まだ私が2次試験の受験生だった頃、専門学校の授業中の雑談で、先生から次のような話を聞いたことがありました。
「公認会計士の資格を持っていれば、担保がなくても300万円くらいは銀行からすぐに借金することができるんだよ」
その時は、素直に、すごい信用のある資格なんだなあ、と感心しました。
ただ、仮にそういうことがあったと仮定しても、当時はまだ平成2年で、
バブルの最中にあったものですから、ある意味かなり特殊な状況下での話だろうと、
それなりに今なら割り引いて考えなければなりませんね。
なぜなら、平成10年に、私自身、独立開業にさいして銀行に100万円程度の融資を申し込みに行ったら、案の定というか、あっさり断られましたから…(現実はそんなものです)
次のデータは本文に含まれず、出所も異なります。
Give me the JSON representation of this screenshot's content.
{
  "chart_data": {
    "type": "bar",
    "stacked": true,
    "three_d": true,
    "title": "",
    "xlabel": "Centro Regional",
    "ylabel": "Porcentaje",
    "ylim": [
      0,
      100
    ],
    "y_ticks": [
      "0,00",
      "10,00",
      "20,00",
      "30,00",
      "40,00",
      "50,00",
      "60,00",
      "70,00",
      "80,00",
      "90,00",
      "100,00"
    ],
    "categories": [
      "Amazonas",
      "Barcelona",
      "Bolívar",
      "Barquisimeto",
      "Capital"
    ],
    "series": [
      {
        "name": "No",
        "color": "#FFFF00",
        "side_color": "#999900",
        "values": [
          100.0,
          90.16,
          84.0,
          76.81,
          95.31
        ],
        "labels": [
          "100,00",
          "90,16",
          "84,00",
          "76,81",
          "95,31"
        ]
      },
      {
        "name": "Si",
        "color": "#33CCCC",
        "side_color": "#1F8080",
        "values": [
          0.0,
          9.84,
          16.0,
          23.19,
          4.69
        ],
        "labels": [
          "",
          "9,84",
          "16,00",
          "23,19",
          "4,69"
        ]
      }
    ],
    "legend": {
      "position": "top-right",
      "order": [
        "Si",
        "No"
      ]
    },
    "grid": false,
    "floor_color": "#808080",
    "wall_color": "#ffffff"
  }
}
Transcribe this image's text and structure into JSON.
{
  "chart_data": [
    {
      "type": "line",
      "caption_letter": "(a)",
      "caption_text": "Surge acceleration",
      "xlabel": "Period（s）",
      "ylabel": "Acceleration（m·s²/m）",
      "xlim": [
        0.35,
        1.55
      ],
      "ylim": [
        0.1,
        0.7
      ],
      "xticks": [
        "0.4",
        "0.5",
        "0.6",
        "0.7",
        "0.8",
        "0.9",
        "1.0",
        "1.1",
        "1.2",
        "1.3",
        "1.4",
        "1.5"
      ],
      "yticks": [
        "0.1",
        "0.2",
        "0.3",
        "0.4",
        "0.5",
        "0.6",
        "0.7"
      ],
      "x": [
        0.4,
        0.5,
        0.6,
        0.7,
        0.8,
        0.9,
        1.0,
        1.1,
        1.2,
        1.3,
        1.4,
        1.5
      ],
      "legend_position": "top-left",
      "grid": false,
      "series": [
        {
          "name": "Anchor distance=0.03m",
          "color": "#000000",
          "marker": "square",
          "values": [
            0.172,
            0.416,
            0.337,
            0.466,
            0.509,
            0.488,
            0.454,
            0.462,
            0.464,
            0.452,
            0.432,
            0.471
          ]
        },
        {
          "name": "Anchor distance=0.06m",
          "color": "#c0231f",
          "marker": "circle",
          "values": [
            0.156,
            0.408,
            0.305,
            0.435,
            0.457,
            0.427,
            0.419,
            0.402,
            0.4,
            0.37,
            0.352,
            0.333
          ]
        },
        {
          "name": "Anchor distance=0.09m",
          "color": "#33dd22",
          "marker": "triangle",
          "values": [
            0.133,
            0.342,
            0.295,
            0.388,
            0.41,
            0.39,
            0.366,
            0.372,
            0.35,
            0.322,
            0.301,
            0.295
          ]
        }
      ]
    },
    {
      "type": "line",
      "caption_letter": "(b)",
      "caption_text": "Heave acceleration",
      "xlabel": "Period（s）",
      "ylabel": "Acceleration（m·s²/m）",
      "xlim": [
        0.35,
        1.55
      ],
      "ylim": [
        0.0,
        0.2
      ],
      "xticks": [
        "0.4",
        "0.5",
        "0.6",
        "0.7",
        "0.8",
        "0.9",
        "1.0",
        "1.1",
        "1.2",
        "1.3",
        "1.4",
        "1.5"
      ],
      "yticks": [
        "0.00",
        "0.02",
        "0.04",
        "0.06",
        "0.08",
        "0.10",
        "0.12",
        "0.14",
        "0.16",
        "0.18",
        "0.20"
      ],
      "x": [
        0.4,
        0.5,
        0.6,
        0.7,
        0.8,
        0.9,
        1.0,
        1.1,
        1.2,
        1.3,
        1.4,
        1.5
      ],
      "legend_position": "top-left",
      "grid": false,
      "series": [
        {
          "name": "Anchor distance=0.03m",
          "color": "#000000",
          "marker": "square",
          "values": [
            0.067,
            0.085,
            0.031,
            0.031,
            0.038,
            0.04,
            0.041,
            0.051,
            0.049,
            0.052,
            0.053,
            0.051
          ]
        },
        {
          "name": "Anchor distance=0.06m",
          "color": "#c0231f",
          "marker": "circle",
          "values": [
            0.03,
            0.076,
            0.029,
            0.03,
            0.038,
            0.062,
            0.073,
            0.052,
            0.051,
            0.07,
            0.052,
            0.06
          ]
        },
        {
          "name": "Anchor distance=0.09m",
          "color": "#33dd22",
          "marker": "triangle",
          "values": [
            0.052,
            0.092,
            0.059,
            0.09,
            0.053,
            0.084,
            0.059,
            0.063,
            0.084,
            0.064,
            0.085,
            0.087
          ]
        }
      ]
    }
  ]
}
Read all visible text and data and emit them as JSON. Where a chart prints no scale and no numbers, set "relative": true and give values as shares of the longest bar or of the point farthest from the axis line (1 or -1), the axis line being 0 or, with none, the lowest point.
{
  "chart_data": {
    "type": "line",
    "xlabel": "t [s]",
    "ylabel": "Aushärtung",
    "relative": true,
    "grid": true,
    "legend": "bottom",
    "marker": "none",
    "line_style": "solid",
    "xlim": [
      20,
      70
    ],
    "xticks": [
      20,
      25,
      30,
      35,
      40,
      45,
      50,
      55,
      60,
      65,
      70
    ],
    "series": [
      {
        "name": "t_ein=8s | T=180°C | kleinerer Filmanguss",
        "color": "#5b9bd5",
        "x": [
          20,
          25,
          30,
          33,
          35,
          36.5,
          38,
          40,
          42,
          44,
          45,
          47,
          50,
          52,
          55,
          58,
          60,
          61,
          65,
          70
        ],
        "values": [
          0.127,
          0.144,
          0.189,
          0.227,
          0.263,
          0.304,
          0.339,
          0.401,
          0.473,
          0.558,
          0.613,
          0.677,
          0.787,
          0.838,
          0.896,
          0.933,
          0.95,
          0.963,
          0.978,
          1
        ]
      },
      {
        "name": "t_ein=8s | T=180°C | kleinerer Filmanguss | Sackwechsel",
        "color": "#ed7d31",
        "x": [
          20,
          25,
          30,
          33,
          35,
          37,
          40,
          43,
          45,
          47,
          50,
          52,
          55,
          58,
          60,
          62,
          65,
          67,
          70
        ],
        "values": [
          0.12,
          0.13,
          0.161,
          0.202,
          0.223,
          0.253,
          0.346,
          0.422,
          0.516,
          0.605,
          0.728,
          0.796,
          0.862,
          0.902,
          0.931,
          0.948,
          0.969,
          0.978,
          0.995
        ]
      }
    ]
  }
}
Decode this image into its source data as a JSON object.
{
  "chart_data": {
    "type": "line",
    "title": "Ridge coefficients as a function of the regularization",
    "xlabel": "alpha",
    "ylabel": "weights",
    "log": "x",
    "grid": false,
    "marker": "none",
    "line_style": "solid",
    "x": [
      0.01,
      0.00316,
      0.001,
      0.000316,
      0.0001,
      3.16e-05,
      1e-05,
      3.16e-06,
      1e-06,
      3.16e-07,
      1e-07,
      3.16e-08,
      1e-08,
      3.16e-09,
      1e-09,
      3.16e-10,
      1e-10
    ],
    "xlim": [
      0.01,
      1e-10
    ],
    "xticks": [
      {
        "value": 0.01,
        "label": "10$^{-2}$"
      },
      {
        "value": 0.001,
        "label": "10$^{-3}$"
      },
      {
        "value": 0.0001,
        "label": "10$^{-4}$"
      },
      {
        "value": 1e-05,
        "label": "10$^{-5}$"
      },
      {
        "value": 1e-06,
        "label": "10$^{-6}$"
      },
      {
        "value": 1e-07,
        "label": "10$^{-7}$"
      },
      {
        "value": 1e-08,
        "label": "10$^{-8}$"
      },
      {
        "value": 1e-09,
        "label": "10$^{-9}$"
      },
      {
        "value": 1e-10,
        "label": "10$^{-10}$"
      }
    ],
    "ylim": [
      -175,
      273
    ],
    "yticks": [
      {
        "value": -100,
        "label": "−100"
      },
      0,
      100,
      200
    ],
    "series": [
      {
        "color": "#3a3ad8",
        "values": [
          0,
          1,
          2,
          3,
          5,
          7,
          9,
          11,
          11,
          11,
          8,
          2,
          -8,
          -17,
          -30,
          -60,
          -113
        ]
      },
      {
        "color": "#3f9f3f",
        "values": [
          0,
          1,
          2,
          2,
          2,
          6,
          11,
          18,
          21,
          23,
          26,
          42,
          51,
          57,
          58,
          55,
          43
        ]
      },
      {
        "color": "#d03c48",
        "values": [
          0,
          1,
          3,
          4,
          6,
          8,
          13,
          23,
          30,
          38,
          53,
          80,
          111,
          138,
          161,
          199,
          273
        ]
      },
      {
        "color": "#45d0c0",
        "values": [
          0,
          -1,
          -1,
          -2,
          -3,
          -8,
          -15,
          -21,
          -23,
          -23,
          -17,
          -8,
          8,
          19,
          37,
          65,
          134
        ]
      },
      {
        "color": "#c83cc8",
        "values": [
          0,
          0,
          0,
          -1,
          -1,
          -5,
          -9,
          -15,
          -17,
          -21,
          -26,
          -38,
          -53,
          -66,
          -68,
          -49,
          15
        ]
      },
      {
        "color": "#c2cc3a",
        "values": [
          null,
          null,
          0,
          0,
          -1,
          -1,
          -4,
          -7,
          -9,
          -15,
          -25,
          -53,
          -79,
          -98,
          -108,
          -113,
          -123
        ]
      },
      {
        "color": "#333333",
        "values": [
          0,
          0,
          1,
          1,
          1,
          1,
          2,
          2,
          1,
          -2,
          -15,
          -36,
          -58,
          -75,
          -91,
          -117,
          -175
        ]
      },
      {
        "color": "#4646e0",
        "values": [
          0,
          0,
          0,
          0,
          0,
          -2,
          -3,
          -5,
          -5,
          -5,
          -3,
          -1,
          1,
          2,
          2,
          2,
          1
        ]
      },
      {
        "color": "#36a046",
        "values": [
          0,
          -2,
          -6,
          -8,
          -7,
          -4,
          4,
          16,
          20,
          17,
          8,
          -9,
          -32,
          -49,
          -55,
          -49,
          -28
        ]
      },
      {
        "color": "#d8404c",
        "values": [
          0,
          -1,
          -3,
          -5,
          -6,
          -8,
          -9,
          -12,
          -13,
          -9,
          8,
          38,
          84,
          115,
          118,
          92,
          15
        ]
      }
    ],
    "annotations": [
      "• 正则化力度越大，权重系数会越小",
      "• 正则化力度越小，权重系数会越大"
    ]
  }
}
さて、借金の話はともかくとして、「公認会計士の資格には、どのような価値があるのでしょうか?」
というのがこの章でのテーマになります。
ここで、かなり強引ですが、会計学の世界での理論をちょっとご紹介しましょう。
会計学では、企業の持つ財産の評価について、次のように2つの代表的な基準があげられています。
財産評価の基準
1.原価基準:財産を、その取得に要した額(支出額)で評価する。
2.時価基準:財産を、その時の取引価格(時価)で評価する。
原価とは、その財産のもつ「おおもとの価値」です。取得原価ともいいます。
購入した時にかかったお金だと思っていただければよいでしょう。
そこで、この項では、公認会計士の資格を、私の場合の「取得原価」で評価してみたいと思います。
私の資格取得までの支出額表(概算) <単位:円>
平成元年(2次試験の受験勉強スタート)
①専門学校の授業料(入門コース) 550,000
②通学の交通費(月約1万円) 120,000
③書籍代 70,000
④食費など(月約3万円) 360,000
1年目合計 1,100,000
平成2年(気を取り直して、2度目の挑戦)
①専門学校の授業料(上級コース) 300,000
②通学の交通費 120,000
③書籍代 70,000
④食費など 360,000
2年目合計 850,000
平成3年(翌年に念願の合格!)
①専門学校の授業料(上級コース) 300,000
②通学の交通費 120,000
③書籍代 50,000
④食費など 360,000
⑤家賃(月3万5千円) 420,000
3年目合計 1,250,000
※3年目は、受験に専念できる環境を作るため、近くで借家住まいをしました。
受験期間(3年間)の、資格取得費用(概算) 3,200,000
以上から、私にとっての「公認会計士」という看板の取得原価は320万円と計算されました。
これだけの元手がかかっているのだから、やっぱり「スゴイ資格」なんですね。
その後、この取得原価320万円は、3年くらいで全額回収し、以降は、金銭面でも、社会的な信用の面でも、ずうっと多大な恩恵を受け続けているわけです。つまり、今思えば、「長い目で見ると、とても割りの良い投資」になったと実感しています。